Next, we examined the relation between [Ca2+]o and the magnitude of the AP-induced ΔCat. Fig. 8A illustrates ΔCats elicited by varying numbers of APs recorded from a single neuron in Locke solution containing 2.2 or 1.1 mM Ca2+. The population results relating the normalized amplitude of the ΔCats recorded in four neurons to the number of APs is shown in Fig. 8B. In 1.1 mM [Ca2+]o, the first few APs did not elicit a measurable ΔCat. For the neuron shown in Fig. 8A, at least eight APs were necessary to evoke a detectable ΔCat. In three additional neurons, the minimum number of APs necessary to elicit a detectable ΔCat ranged from 4 to 32. The ΔCat–AP relation recorded in 1.1 mM [Ca2+]o, as in Locke solution containing normal [Ca2+]o, followed a hyperbolic relation (χ2 = 6.75 and 0.31; r = 0.988 and 0.999 for 2.2 and 1.1 mM Ca2+,respectively; Fig. 8B and see also Fig. 1 in ref. 16). Given the hyperbolic nature of the ΔCat–AP relation, deducing the effects of altered [Ca2+]o on the magnitude of the ΔCat clearly depends on where along this relation the comparison is made. At one extreme, there is a ≈2-fold change when comparing the plateau phases of the curves in normal and one-half normal [Ca2+]o. It is also possible to calculate the limiting initial slopes for the rising phase of the curves (dashed lines in Fig. 8B). The limiting slopes, which represent the full Ca2+ release potential of the CICR pool before any release has actually occurred, were 15 ± 3.8 and 2 ± 0.7 nM per AP in 2.2 and 1.1 mM [Ca2+]o, respectively. Thus, reducing [Ca2+]o by a factor of 2 results in a reduction of the ΔCat by a factor of 7 ± 2.8 when the rising phases of the two curves are compared. The ≈7-fold reduction of the ΔCat associated with halving [Ca2+]o is much larger than the 2-fold reduction in the AHPslow amplitude (Fig. 3), suggesting that some, but not all, of the Ca2+ released from the CICR pool is required for the generation of the AHPslow.

Figure 8.

Figure 8

Effect of varying [Ca2+]o on the amplitude of AP -induced Ca2+ transients. (A) Representative traces of Ca2+ transients evoked by varying numbers of APs in normal (2.2 mM) and reduced (1.1 mM) [Ca2+]o. APs were elicited by transmembrane depolarizing current pulses (2 nA, 1.5 ms, 10 Hz). The number of APs is indicated below each trace. (B) The normalized (mean ± SEM) amplitude of Ca2+ transients recorded in four neurons is plotted against varying numbers of APs. Data are normalized to the maximal response recorded in a given neuron. ○ represents Ca2+ transients recorded in 2.2 mM [Ca2+]o; ● represents Ca2+ transients recorded in the same neurons in 1.1 mM [Ca2+]o. Continuous curves are rectangular hyperbolas fit to the data (χ2 = 6.75 and 0.31, r = 0.988 and 0.999 for 2.2 and 1.1 mM [Ca2+]o, respectively). The dashed lines represent the limiting initial slopes (15 ± 3.8 and 2 ± 0.7 nM per AP for 2.2 and 1.1 mM [Ca2+]o, respectively).
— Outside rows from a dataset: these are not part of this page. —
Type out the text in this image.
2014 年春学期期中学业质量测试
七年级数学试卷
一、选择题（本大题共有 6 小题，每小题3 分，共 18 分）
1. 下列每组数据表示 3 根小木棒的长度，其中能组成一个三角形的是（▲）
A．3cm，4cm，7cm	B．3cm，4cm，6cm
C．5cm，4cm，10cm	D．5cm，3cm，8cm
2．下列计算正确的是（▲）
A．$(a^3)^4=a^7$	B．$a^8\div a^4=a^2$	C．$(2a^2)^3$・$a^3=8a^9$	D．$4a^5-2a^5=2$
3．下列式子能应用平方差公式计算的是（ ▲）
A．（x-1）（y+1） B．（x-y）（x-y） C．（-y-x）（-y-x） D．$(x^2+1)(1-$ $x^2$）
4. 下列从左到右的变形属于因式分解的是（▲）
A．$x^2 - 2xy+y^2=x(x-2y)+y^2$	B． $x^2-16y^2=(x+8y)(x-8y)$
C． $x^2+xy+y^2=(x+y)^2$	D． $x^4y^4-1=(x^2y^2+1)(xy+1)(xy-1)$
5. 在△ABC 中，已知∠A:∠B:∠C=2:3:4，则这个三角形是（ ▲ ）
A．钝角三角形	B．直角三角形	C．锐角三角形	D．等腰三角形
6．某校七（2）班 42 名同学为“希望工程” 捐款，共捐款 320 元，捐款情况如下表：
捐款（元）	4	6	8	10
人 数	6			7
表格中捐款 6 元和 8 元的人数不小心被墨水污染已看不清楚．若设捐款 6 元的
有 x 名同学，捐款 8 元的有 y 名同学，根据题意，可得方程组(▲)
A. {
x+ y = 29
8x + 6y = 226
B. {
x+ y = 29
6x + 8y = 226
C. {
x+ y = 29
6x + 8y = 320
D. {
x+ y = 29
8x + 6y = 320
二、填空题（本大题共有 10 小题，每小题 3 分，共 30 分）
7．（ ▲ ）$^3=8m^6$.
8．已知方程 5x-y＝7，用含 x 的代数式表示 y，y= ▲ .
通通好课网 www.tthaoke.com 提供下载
The disproportionate effect of reduced [Ca2+]o on the ΔCat versus the AHPslow could arise from a nonlinear reduction of Ca2+ influx per AP and/or from a decreased Ca2+ release from CICR pool per unit Ca2+ influx. To study these possibilities, we examined the effect of lowering [Ca2+]o on AP-induced Ca2+ influx. The amount of Ca2+ entering a neuron with each AP in normal and in reduced [Ca2+]o was determined by using a prerecorded AP as whole-cell voltage-clamp command under experimental conditions where the major inward charge carrier is Ca2+ (for details, see Fig. 2 in ref. 16). When [Ca2+]o was decrementally reduced from 2 mM to nominally zero, the magnitude of the ICa decreased proportionally. The charge movement caused by Ca2+ influx, normalized to cell membrane capacitance (pC/pF), was plotted against varying [Ca2+]o for 12 neurons. Over the range of 0–2.0 mM [Ca2+]o, Ca2+ influx varied linearly with [Ca2+]o (r = 0.974). These results indicate that changes in Ca2+ influx alone cannot account for the disproportionate reduction in the ΔCat relative to the AHPslow that is observed when [Ca2+]o is reduced.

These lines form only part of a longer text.